例えば、「明日の京都の平均気温と湿度を教えて」とエージェントに質問するとエージェントは回答までのプランを作成し、それを実行して回答を導きます。
ある程度想定されるユースケースであれば、自然言語で作業を依頼し、エージェントが自動的に判断して処理を実行することができます。

AIエージェントはユーザからのリクエストに対して、自動的に必要なタスクを組み立て、実行、要求を満たしているのかチェック、までのサイクルを自動的に繰り返します。これにより、AIエージェントが自律的に行動することが可能になります。

重要ポイント:AIエージェントを利用することで、ユーザからのリクエストに対して、自動で必要な作業を組み立て、実行、チェックまでできる

私たちのビジネスとLLMをどう結びつけるのか

ここまでで簡単にLLMについて説明してきました。では、ここからLLMをどうビジネスに適用するのか、という部分を説明します。私たちIoT.kyotoではお客様のDX支援をビジネスの軸として展開しています。
話をより具体的にするために、以下の仮想的な顧客について考えたいと思います。

要求仕様:
工業内の特定の区画の温度管理を実施したい
空調などはなく、夏場に温度が上がりすぎると機器に悪影響を与える可能性があるため、現状把握を実施したい
 

まず、今回のユースケースにおいて自然言語の入力・出力が重要であるかを考えます。温度変化の可視化ということであれば、基本的にはグラフでの時系列データの表示などが一般的でしょう。システムを作成する場合に重要となるのは、顧客の課題に対して最適な解決策を提示すること、です。
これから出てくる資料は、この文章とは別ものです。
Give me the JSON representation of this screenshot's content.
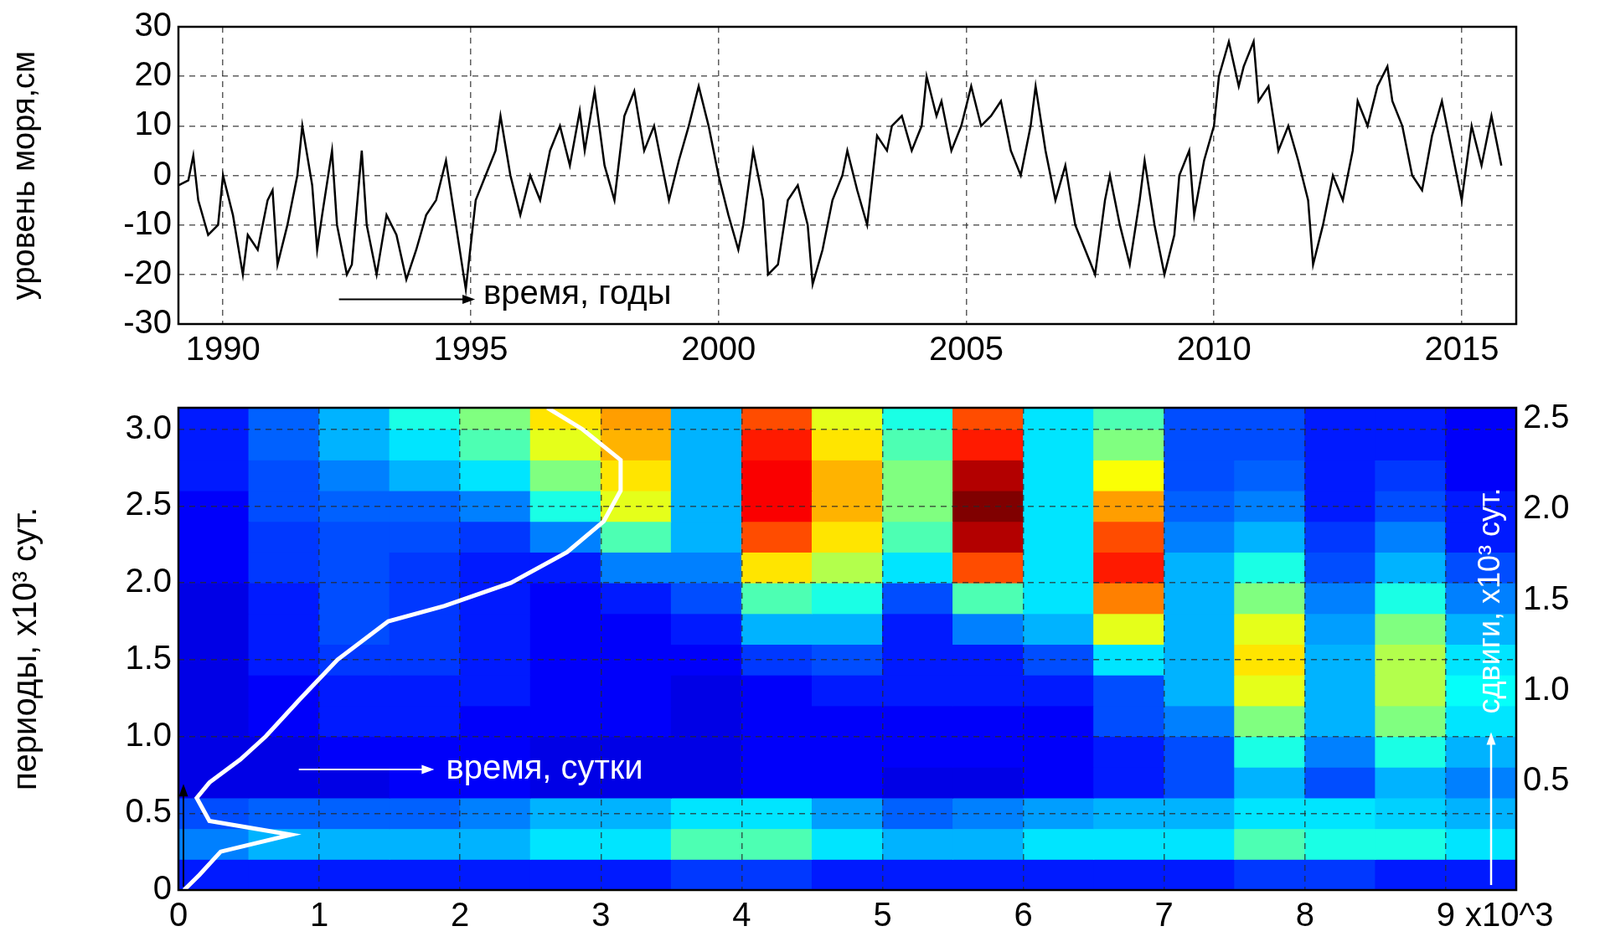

今回のケースにおいては自然言語を利用するよりもグラフ表示の方がはるかに適しています。
ここでお気づきかもしれませんが、顧客課題に対する最適解において、自然言語が最適解になるケースはあまり多くありません。自然言語は非常に柔軟な入力である一方、多くの曖昧さを含むことになります。理想的なシステムは多くの人が迷いなく利用でき、期待する結果が返ってくるように作成すべきです。そう考えると、入力を自然言語にするよりも、例えば選択式のボタンにする、といった方が適していることが多いと思います。入力を自然言語にすると、何を入力をするのかわかりにくく、逆に使いにくくなるケースも多くあります。
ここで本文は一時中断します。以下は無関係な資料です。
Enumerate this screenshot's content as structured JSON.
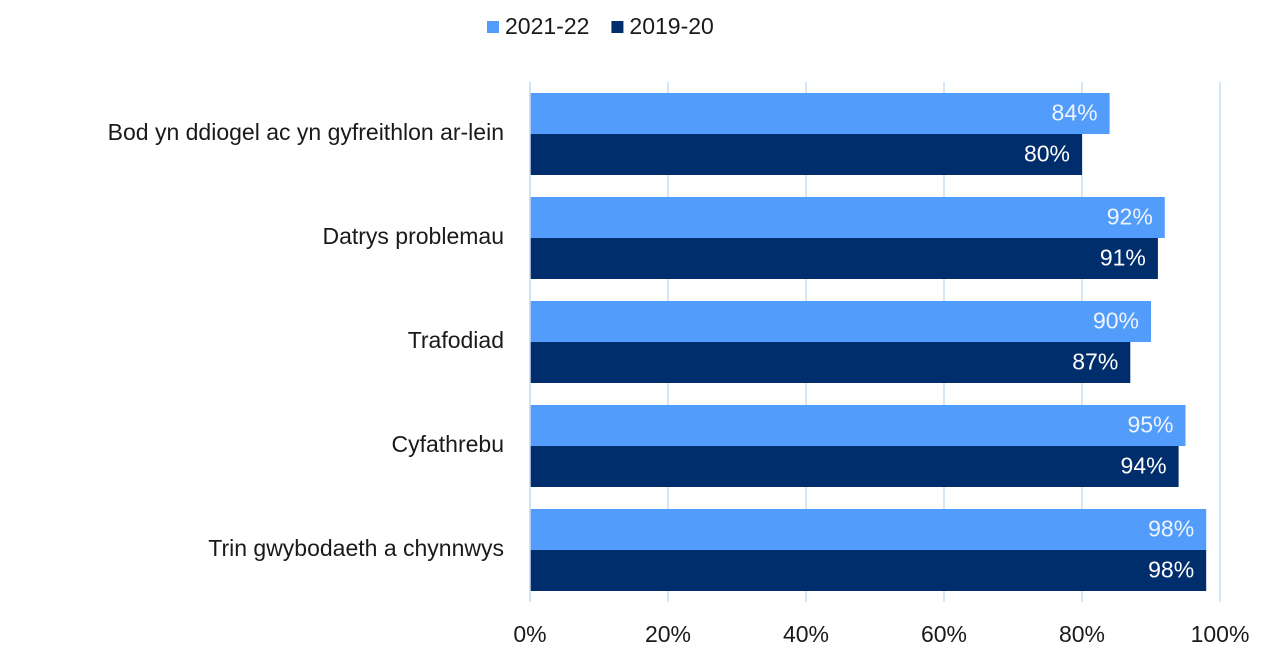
{
  "chart_data": {
    "type": "bar",
    "orientation": "horizontal",
    "categories": [
      "Bod yn ddiogel ac yn gyfreithlon ar-lein",
      "Datrys problemau",
      "Trafodiad",
      "Cyfathrebu",
      "Trin gwybodaeth a chynnwys"
    ],
    "series": [
      {
        "name": "2021-22",
        "color": "#529dfb",
        "values": [
          84,
          92,
          90,
          95,
          98
        ],
        "value_labels": [
          "84%",
          "92%",
          "90%",
          "95%",
          "98%"
        ]
      },
      {
        "name": "2019-20",
        "color": "#002d6b",
        "values": [
          80,
          91,
          87,
          94,
          98
        ],
        "value_labels": [
          "80%",
          "91%",
          "87%",
          "94%",
          "98%"
        ]
      }
    ],
    "xlim": [
      0,
      100
    ],
    "xticks": [
      {
        "value": 0,
        "label": "0%"
      },
      {
        "value": 20,
        "label": "20%"
      },
      {
        "value": 40,
        "label": "40%"
      },
      {
        "value": 60,
        "label": "60%"
      },
      {
        "value": 80,
        "label": "80%"
      },
      {
        "value": 100,
        "label": "100%"
      }
    ],
    "grid": true,
    "legend": "top"
  }
}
重要ポイント:システム作成においてLLMが最適解となるケースはそこまで多くない

では、私たちのビジネス領域においてLLMは全く利用できないものなのでしょうか。BotBにおけるLLMのユースケースとしては以下が検討されることが多いと思います。

  • データの検索(RAG:検索拡張生成)
  • ドキュメントの作成

企業には多くのデータが存在しており、それを効率よく検索するニーズは非常に高いです。また、議事録や定型のレポートの作成など多くのドキュメントの作成業務が存在しています。一般的にはこれらのユースケースにおいて自然言語が利用されることが多く、LLMは有効であると考えられます。

LLM導入における注意点

LLMは過去のデータに基づいて新しいデータを生成します。つまり、生成したテキストが正しいという保証がありません。ハルシネーションとは、生成AIが事実とは異なる内容を生成する、という事象のことを指します。
過去の事例でもハルシネーションが原因で損失が発生したり(エア・カナダの例)、企業の株価が低下した例(Googleの例)もあります。
LLMが出力するデータは間違っている可能性がある、という点を考慮しシステム作成をすることが重要です。
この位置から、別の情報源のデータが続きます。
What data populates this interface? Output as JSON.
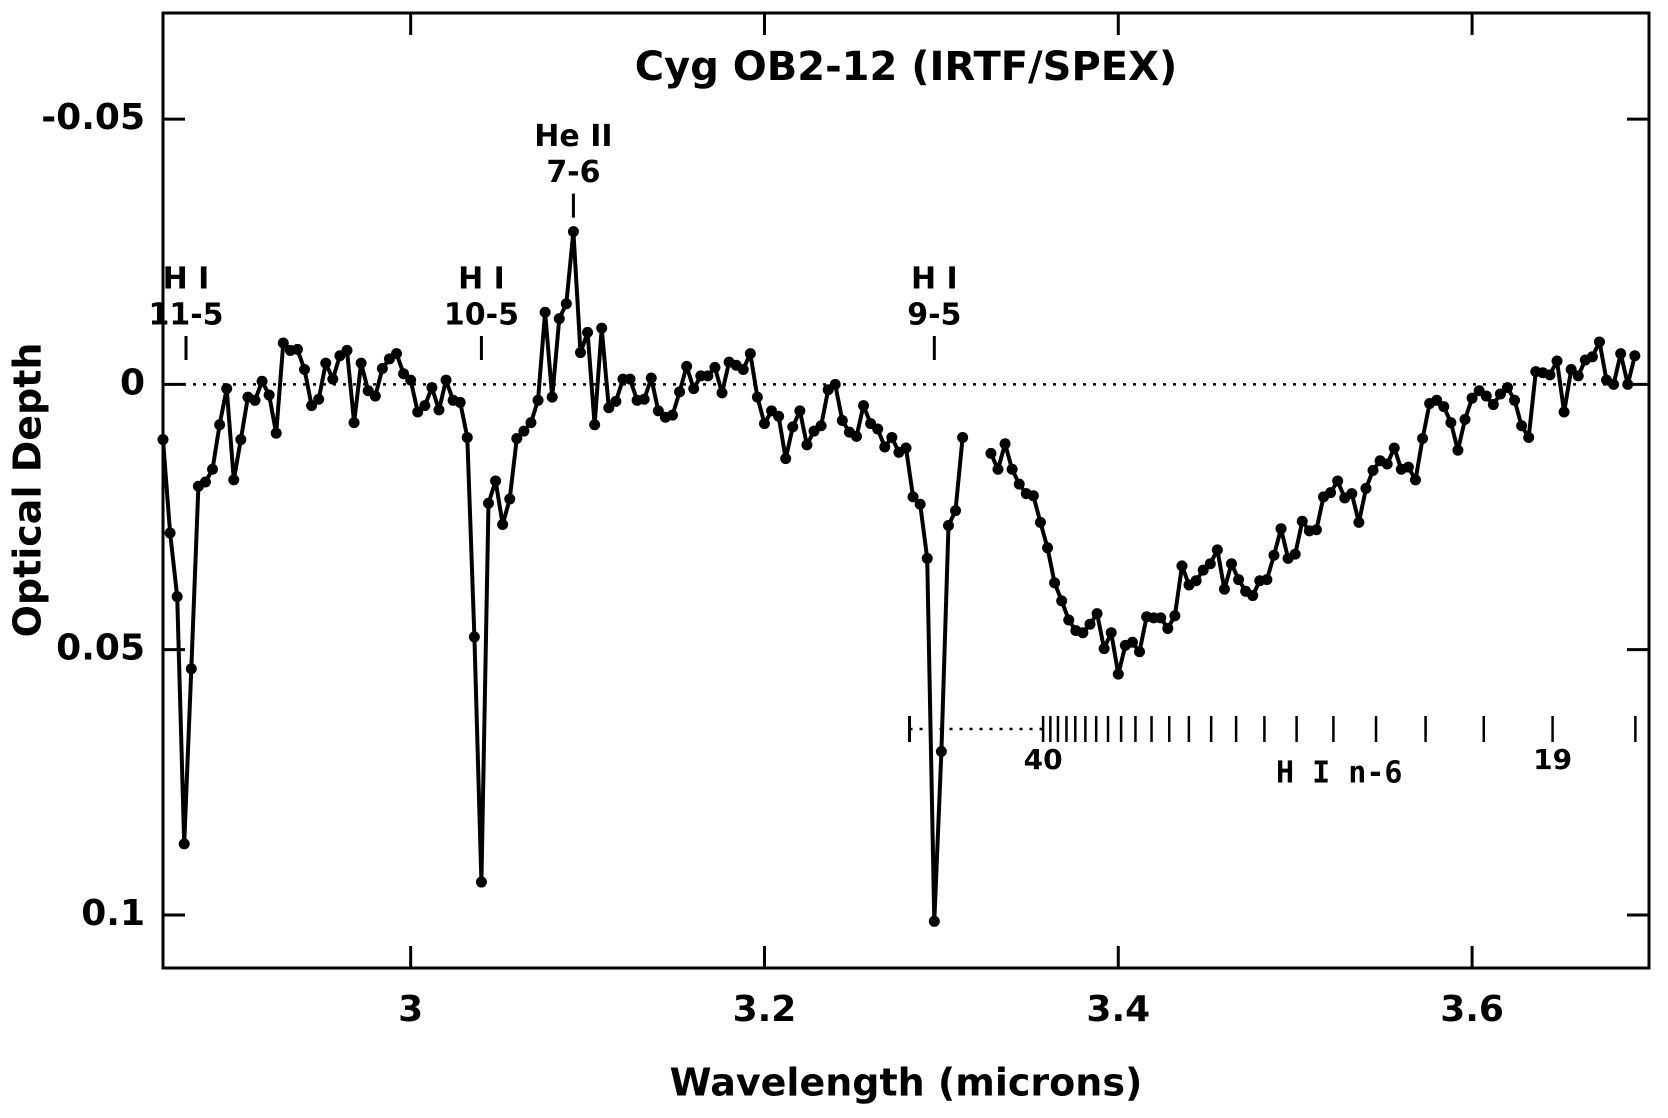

また、セキュリティについても考慮が必要です。例えば、プロンプトに機微な情報が含まれる場合、その情報を返すと情報漏洩に繋がります。また、本来の用途とは関係ない情報(差別的、宗教的、政治的な内容)を返すことも好ましくありません。自然言語というより自由な選択肢を利用するからこそ、システムとしてより多くの不確定要素を抱えることになる、という点を理解する必要があります。

最後に

ビジネスに生成AI(特にLLM)をどう取り入れていくのか、について私たちIoT.kyotoの知見を共有しました。生成AIは現在非常に早い速度で技術革新が起きています。特に業務効率化などの分野では非常に重要な技術として確立されつつあります。生成AIを用いることで可能性が広がりましたが、生成AIはあくまで技術、ツールの一つにしかすぎません。ツールを使うことを目的とせず、どの場面での利用が最適な使い方であるのかを見極めて使っていくことが重要であると考えています。